Thursday, June 22, 2017

How to Write Effective Network Logon Scripts

Last week's post discussed 4 valuable reasons for using mapped network drives. The reasons included: file sharing, managing file versions, localizing storage needs and backups. This week we expand upon this idea by showing how mapped drives are created with examples on how to write an effective logon script.

How to Write Effective Network Logon Scripts

Logon scripts are most effective when they are planned out before being implemented. This is because thought needs to be put into what resources users should have access to, permissions need to be set up, and oftentimes a single logon script is not suitable for every user. It may make more sense to add additional mapped drives for specific groups. For instance, a school may map specific drives to folders for student and faculty use, while the administrators have no use for these folders and vice versa.

Multiple logon scripts can be created to map drives differently for different groups of people. This allows logon scripts to be very specific, creating only those mapped drives necessary for each unique group of users. Mapping drives provides an easy way to get to resources, but the user must also have permissions to access those files. Remember, it is best practice to protect resources by allowing the least amount of access and allowing access on an as-needed basis versus allowing full access to everyone.

To create a network logon script:
  • Log onto the domain controller running active directory.
  • Open "Notepad". NOTE: It is important to use Notepad, not Wordpad. Notepad is an ASCII text editor and does not apply any formatting to the document. 
  • Decide if you want to display the drive mapping script to users. 
    • If allowed, users are shown a black command line window showing each drive being mapped when they log into a device on the network.
    • Most commonly the script starts with an "@echo off" statement to prevent the window from being displayed to users as it is less disruptive.
  • Next choose whether or not you want to clear drive letters on the local machine before mapping drive letters. This statement is used to make sure the drive letters you are mapping are available before the mapping occurs. It is helpful in situations: when users map their own drives, when external USB drives are connected, etc.
    • To clear drive letters before mapping drives, type the statement "net use 'X': /delete /yes" for each letter corresponding to a drive you plan to map.

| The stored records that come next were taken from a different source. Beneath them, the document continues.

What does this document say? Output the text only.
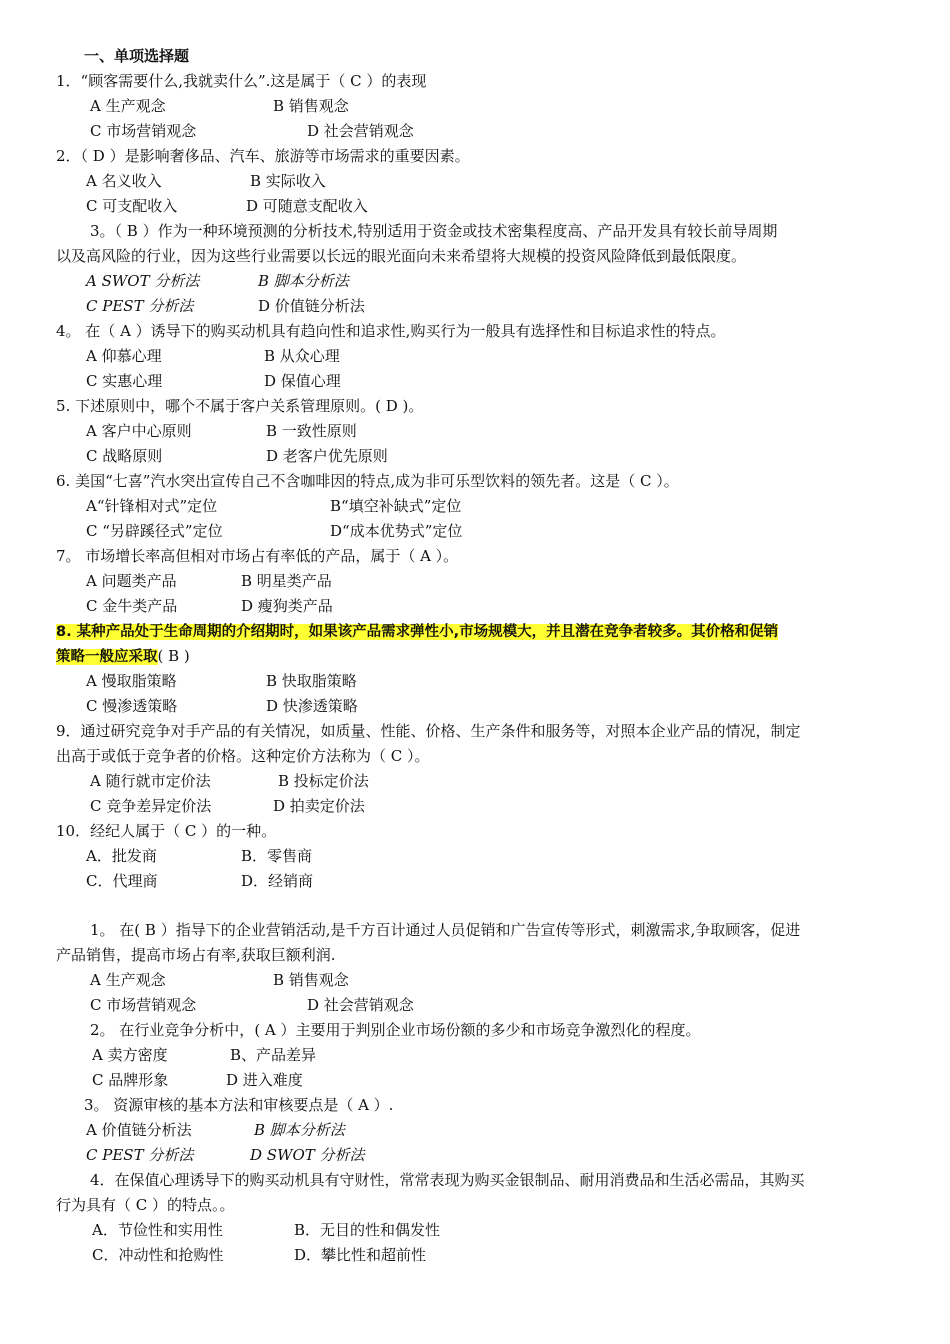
一、单项选择题
1．“顾客需要什么,我就卖什么”.这是属于（ C ）的表现
A 生产观念	B 销售观念
C 市场营销观念	D 社会营销观念
2．（ D ）是影响奢侈品、汽车、旅游等市场需求的重要因素。
A 名义收入	B 实际收入
C 可支配收入	D 可随意支配收入
3。（ B ）作为一种环境预测的分析技术,特别适用于资金或技术密集程度高、产品开发具有较长前导周期
以及高风险的行业，因为这些行业需要以长远的眼光面向未来希望将大规模的投资风险降低到最低限度。
A SWOT 分析法	B 脚本分析法
C PEST 分析法	D 价值链分析法
4。 在（ A ）诱导下的购买动机具有趋向性和追求性,购买行为一般具有选择性和目标追求性的特点。
A 仰慕心理	B 从众心理
C 实惠心理	D 保值心理
5. 下述原则中，哪个不属于客户关系管理原则。( D )。
A 客户中心原则	B 一致性原则
C 战略原则	D 老客户优先原则
6. 美国“七喜”汽水突出宣传自己不含咖啡因的特点,成为非可乐型饮料的领先者。这是（ C ）。
A“针锋相对式”定位	B“填空补缺式”定位
C “另辟蹊径式”定位	D“成本优势式”定位
7。 市场增长率高但相对市场占有率低的产品，属于（ A ）。
A 问题类产品	B 明星类产品
C 金牛类产品	D 瘦狗类产品
8. 某种产品处于生命周期的介绍期时，如果该产品需求弹性小,市场规模大，并且潜在竞争者较多。其价格和促销
策略一般应采取( B )
A 慢取脂策略	B 快取脂策略
C 慢渗透策略	D 快渗透策略
9．通过研究竞争对手产品的有关情况，如质量、性能、价格、生产条件和服务等，对照本企业产品的情况，制定
出高于或低于竞争者的价格。这种定价方法称为（ C ）。
A 随行就市定价法	B 投标定价法
C 竞争差异定价法	D 拍卖定价法
10．经纪人属于（ C ）的一种。
A．批发商	B．零售商
C．代理商	D．经销商
1。 在( B ）指导下的企业营销活动,是千方百计通过人员促销和广告宣传等形式，刺激需求,争取顾客，促进
产品销售，提高市场占有率,获取巨额利润.
A 生产观念	B 销售观念
C 市场营销观念	D 社会营销观念
2。 在行业竞争分析中，( A ）主要用于判别企业市场份额的多少和市场竞争激烈化的程度。
A 卖方密度	B、产品差异
C 品牌形象	D 进入难度
3。 资源审核的基本方法和审核要点是（ A ）.
A 价值链分析法	B 脚本分析法
C PEST 分析法	D SWOT 分析法
4．在保值心理诱导下的购买动机具有守财性，常常表现为购买金银制品、耐用消费品和生活必需品，其购买
行为具有（ C ）的特点。。
A．节俭性和实用性	B．无目的性和偶发性
C．冲动性和抢购性	D．攀比性和超前性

    • The 'X' represents the drive letter mapping to delete but can be any letter of the alphabet.
    • The /yes forces the drive letter to be deleted even if it is in use.
    • NOTE: This command is not required for the logon script to run. However, if you do not include them and users report they do not have the correct drive mappings, the drive letter was likely already in use which prevented the logon script from running correctly.
  • Lastly, create statements mapping the desired network paths. Mapped drives can point to multiple servers on the same network. Before mapping drives, be sure users have the appropriate permissions to access the files.
    • To map a drive letter, type "net use 'X': \\server/folder name".
    • The 'X" represents the drive letter being mapped.
    • Only the letters A-Z can be used for drive mapping.
      • Some letters should not be used for drive mapping. Using A - D as drive mappings is not recommended because they are commonly used by the operating system and can create horrible conflicts.
      • External USB drives and other devices create drive letters sequentially based on the next available letter. As a result, the further down the alphabet you assign mapped drive letters the less likely conflicts are to occur.
  • Name the file using a .bat extension and save it in the following location: "\Windows\SYSVOL\sysvol\domain name\scripts".
  • Add the logon script to each user profile desired on the Profile tab. If you have multiple logon scripts, enter the correct one for each user.
    • Open "Active Directory Users & Computers".
    • Right-click on a user and select "Properties".
    • Click on the "Profile" tab.
    • Under "User Profile", type the name of the script into the "logon script:" box.
    • Click "Apply" and "Ok".
    • Repeat for each user.
    • Test to be sure the drive letters are mapped and the correct files are available to users.

Mapping network drives with logon scripts provides an easy way for users to access files located on other devices on the network, like servers. Storing files on servers allows them to be accessed by multiple users on the same network which is more efficient. Creating logon scripts centrally manages mapped drives which provides consistency to all users on the same network. This reduces conflicts and provides a more seamless experience. Knowing how to effectively create mapped drives, and understanding how each part of a script is used, helps make the most effective logon scripts.

As always, knowing how to use the tools at our disposal can save time and be extremely efficient when they affect groups of users at the same time!